Jekyll has some tooling that enables auto-exporting of your blog and its contents into markdown for you, but as it is still (relativly) early days for Sandra.Snow, there is no such tooling for us to leverage.

Wordpress makes it fairly easy to export your blog posts, pages, comments and some other meta-information, packaging everything up into a single XML file, that depending on the number of blog post and other content you have, can be fairly large.

When you click export, you’ll be able to download the XML file containing your content. Now we just have to pull out what we want.

wp2md

I looked around for something that would do the conversion of my wordpress content into markdown, but I couldn’t find one that I liked, or that worked exactly the way that I wanted it to. So I wrote my own.

The export file format isn’t documented anywhere that I could find online, there were a few bits and pieces here and there on blogs and on some forums, but, honestly, it’s just an xml file, it’s not all that difficult. The only thing that may trip you up is the number of xml namespaces it uses, although if like me you’ve had a job maintaining software which manages complex xml, then it’s no big deal.

I found it has a root <rss> element, followed by <channel> and then <item> where an item is a post, comment or even a page.

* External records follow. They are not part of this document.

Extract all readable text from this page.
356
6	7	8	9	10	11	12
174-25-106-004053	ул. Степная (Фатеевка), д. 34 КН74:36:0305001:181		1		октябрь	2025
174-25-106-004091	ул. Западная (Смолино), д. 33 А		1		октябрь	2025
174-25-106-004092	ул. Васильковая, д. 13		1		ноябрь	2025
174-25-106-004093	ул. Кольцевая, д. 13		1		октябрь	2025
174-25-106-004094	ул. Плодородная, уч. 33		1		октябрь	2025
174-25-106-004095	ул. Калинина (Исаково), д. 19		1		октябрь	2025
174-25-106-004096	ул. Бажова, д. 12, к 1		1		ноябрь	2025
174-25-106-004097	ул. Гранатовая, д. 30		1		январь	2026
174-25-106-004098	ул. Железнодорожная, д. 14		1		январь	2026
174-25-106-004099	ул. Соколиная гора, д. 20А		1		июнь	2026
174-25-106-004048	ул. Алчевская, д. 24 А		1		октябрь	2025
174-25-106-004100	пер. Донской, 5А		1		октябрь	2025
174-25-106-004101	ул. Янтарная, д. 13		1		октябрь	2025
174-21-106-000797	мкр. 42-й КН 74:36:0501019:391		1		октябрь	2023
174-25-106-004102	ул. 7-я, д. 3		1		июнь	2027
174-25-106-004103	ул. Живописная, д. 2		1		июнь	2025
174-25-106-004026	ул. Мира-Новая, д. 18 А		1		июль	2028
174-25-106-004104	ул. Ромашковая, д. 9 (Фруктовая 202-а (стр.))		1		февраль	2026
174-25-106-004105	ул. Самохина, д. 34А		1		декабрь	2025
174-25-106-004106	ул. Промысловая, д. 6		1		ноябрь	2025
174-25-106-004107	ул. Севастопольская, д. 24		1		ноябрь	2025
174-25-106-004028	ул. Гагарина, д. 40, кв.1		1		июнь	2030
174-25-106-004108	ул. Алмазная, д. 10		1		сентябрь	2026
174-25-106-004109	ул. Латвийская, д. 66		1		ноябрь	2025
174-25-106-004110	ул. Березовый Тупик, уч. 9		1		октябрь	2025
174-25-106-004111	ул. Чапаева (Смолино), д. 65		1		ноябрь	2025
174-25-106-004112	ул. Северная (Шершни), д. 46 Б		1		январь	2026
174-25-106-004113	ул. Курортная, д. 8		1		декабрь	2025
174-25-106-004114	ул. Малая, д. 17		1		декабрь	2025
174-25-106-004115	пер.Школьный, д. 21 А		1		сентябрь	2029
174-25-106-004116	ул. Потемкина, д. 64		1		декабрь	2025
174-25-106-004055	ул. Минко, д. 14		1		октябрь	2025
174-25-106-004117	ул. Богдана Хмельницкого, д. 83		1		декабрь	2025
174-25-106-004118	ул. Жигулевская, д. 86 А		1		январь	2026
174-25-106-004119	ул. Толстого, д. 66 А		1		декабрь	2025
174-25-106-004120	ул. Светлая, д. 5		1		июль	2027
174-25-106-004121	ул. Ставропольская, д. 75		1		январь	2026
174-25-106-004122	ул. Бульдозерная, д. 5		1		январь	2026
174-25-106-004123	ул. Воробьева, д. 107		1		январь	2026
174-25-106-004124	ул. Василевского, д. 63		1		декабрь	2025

An item is then broken down into further child elements which include things like the title of the post (or page, or comment), the url, publication date, actual content of the post, and various other pieces of meta data about the post. For example:

<title>Definitely given up on my github-csharp-api project</title>
<link>http://temporalcohesion.co.uk/2013/11/07/definitely-given-up-on-my-github-csharp-api-project/</link>
<pubDate>Thu, 07 Nov 2013 21:08:19 +0000</pubDate>
<dc:creator><![CDATA[stuart]]></dc:creator>
<guid isPermaLink="false">http://temporalcohesion.co.uk/?p=394</guid>
<description></description>
<content:encoded><![CDATA[Not that I'd spent much time working on it lately. The fine folks at github have released Ocktokit.net, a C# library for accessing the github api. It's an official api - it renders my crappy project useless, so I'm putting it down completely.

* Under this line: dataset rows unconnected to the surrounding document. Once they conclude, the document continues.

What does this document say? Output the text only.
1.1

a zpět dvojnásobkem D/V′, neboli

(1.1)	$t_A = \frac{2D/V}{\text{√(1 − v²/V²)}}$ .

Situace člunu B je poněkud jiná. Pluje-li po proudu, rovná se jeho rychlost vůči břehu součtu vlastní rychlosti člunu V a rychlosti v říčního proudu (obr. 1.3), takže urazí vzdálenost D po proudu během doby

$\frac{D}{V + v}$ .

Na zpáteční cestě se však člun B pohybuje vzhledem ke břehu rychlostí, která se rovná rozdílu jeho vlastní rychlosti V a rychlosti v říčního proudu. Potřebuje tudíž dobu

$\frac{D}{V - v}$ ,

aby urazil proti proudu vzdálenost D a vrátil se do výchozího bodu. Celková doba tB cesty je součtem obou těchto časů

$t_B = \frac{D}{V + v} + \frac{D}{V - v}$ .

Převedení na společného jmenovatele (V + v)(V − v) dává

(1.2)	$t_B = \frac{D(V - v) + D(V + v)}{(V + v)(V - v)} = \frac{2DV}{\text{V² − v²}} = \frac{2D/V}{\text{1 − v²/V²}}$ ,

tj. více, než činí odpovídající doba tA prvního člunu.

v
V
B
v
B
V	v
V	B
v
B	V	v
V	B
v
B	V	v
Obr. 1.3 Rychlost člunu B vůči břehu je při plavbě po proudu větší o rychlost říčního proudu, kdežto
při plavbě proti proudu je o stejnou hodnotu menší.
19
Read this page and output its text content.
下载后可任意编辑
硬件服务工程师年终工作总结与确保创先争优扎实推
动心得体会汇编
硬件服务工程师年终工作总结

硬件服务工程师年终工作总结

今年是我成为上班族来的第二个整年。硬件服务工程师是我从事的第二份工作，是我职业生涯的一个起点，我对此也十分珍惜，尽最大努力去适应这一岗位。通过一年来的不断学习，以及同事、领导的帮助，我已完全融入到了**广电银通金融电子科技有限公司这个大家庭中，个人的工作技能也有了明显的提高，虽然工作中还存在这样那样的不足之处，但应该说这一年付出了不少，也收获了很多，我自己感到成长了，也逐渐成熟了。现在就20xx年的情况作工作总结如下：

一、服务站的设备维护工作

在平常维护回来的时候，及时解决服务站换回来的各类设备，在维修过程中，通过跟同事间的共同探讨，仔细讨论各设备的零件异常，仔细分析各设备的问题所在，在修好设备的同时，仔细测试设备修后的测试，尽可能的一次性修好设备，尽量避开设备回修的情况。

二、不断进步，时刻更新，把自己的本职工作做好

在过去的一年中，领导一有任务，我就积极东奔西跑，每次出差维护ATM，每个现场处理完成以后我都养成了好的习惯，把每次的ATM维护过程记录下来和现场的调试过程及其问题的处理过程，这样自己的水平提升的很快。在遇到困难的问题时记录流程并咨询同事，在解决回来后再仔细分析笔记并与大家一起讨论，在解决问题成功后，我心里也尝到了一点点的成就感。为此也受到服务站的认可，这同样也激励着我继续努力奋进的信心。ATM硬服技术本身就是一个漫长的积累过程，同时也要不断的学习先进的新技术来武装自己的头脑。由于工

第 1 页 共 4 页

I will not work on it anymore.]]></content:encoded>
<excerpt:encoded><![CDATA[]]></excerpt:encoded>
<wp:post_id>394</wp:post_id>
<wp:post_date>2013-11-07 21:08:19</wp:post_date>
<wp:post_date_gmt>2013-11-07 21:08:19</wp:post_date_gmt>
......

So I defined a POCO Item.cs model class to hold everything interesting about a post, and then parsed the document to get all of the items.

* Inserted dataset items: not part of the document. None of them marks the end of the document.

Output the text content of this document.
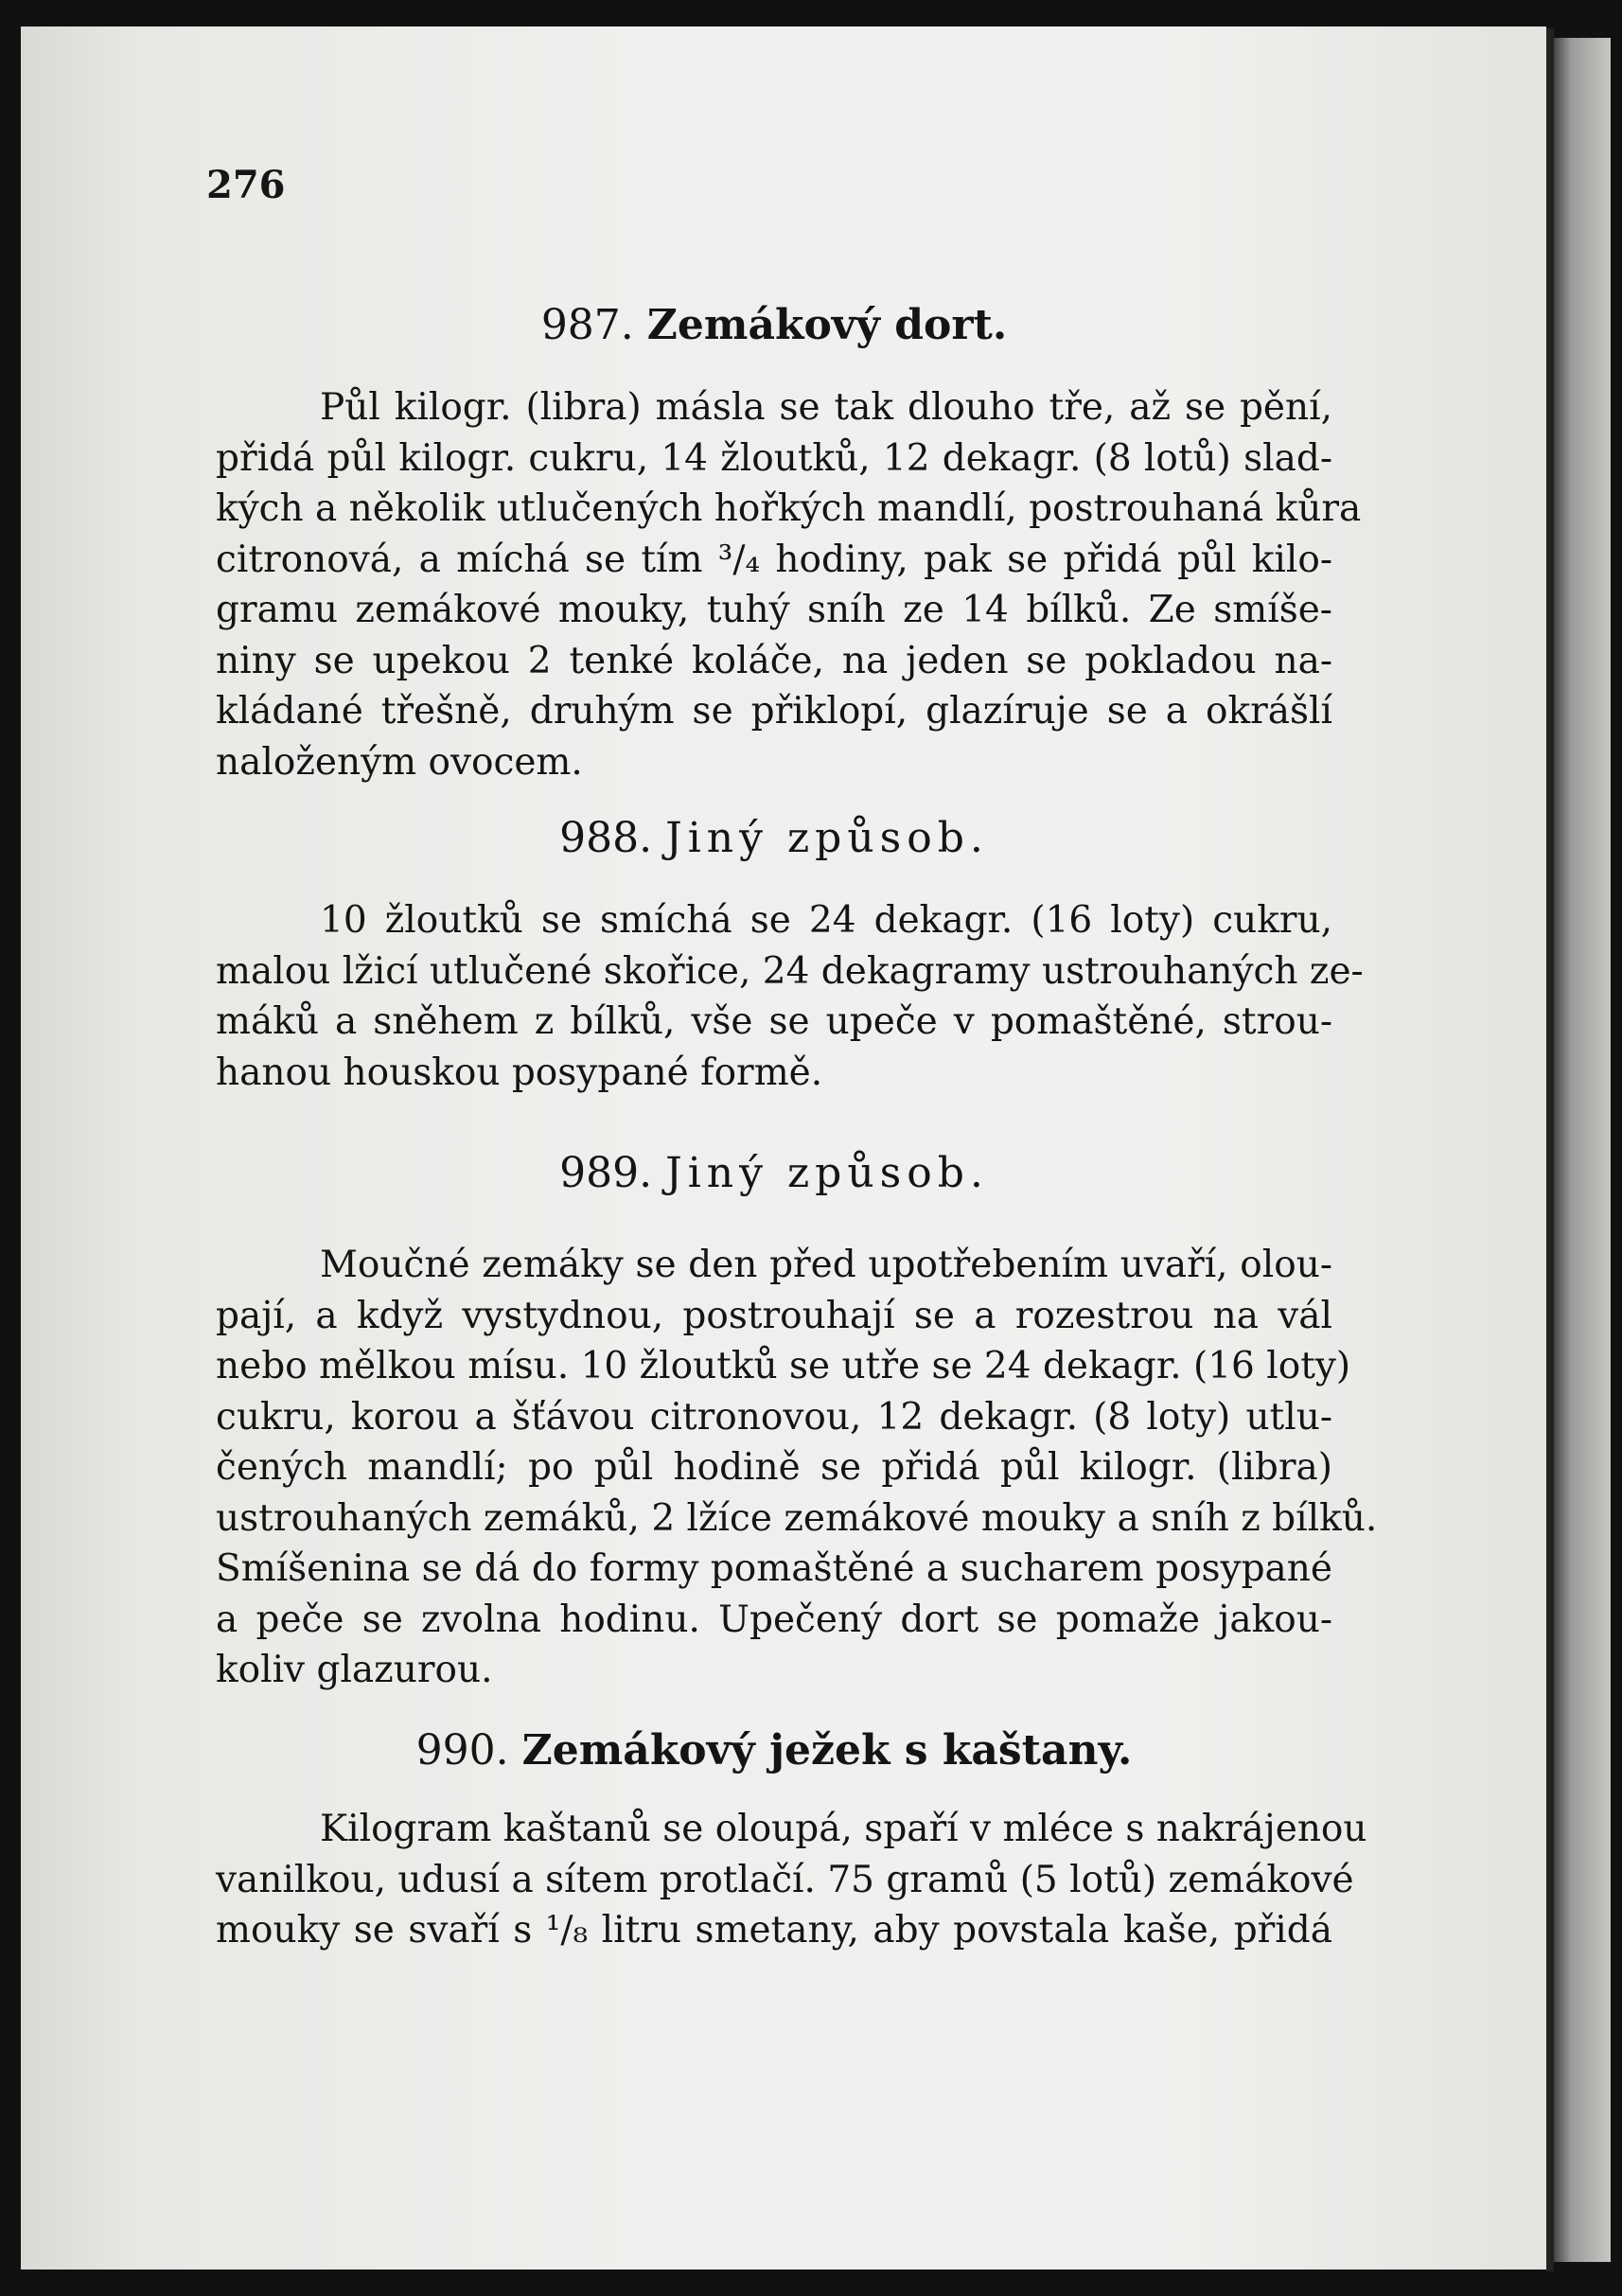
276
987. Zemákový dort.
Půl kilogr. (libra) másla se tak dlouho tře, až se pění,
přidá půl kilogr. cukru, 14 žloutků, 12 dekagr. (8 lotů) slad-
kých a několik utlučených hořkých mandlí, postrouhaná kůra
citronová, a míchá se tím ³/₄ hodiny, pak se přidá půl kilo-
gramu zemákové mouky, tuhý sníh ze 14 bílků. Ze smíše-
niny se upekou 2 tenké koláče, na jeden se pokladou na-
kládané třešně, druhým se přiklopí, glazíruje se a okrášlí
naloženým ovocem.
988. Jiný způsob.
10 žloutků se smíchá se 24 dekagr. (16 loty) cukru,
malou lžicí utlučené skořice, 24 dekagramy ustrouhaných ze-
máků a sněhem z bílků, vše se upeče v pomaštěné, strou-
hanou houskou posypané formě.
989. Jiný způsob.
Moučné zemáky se den před upotřebením uvaří, olou-
pají, a když vystydnou, postrouhají se a rozestrou na vál
nebo mělkou mísu. 10 žloutků se utře se 24 dekagr. (16 loty)
cukru, korou a šťávou citronovou, 12 dekagr. (8 loty) utlu-
čených mandlí; po půl hodině se přidá půl kilogr. (libra)
ustrouhaných zemáků, 2 lžíce zemákové mouky a sníh z bílků.
Smíšenina se dá do formy pomaštěné a sucharem posypané
a peče se zvolna hodinu. Upečený dort se pomaže jakou-
koliv glazurou.
990. Zemákový ježek s kaštany.
Kilogram kaštanů se oloupá, spaří v mléce s nakrájenou
vanilkou, udusí a sítem protlačí. 75 gramů (5 lotů) zemákové
mouky se svaří s ¹/₈ litru smetany, aby povstala kaše, přidá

Items = (from item in _document.Root.Element("channel").Elements("item")
  select new Item
  {
    Title = item.Element("title").Value,
    PublicationDate = ParseDateTime(item.Element("pubDate").Value),
    Author = item.Element(dc + "creator").Value,
    ....
  }).ToList()

Fairly standard Linq-to-Object parsing of the XML document. You can see the XML Namespace dc being used, that is just a static namespace member defined as private static XNamespace dc = "http://purl.org/dc/elements/1.1/"; at the top of the class.

Now that we have a whole bunch of Items, we can move on to generating the markdown.

Markdown is really fairly simple. Before I embarked on this process, I’d never realised how powerfully simple it is. Our Item now contains the (mostly) encoded content of our post, so we don’t have any worry about doing any escaped html removal. To my eyes, and someone correct me if I’m wrong, but it seems to me that Wordpress virtually converts our content into markdown when it generates the export. I could be wrong, but it’s what it looks like to me.

We can then use the Visitor pattern to control how we want our Items to be processed.

parser.Parse(document);
parser.VisitWith(new PostVisitor());

I did not have very many pages on my wordpress blog, so I was not concerned with converting them. Similarly, I’d already converted my wordpress blog to use disqus comments, so I did not need to write a Visitor to handle converting the comments.

As this post is already getting fairly long, I will leave a discussion of the Visitor pattern to another time, but you can see the PostVisitor implementation in detail in the repo on Github.com.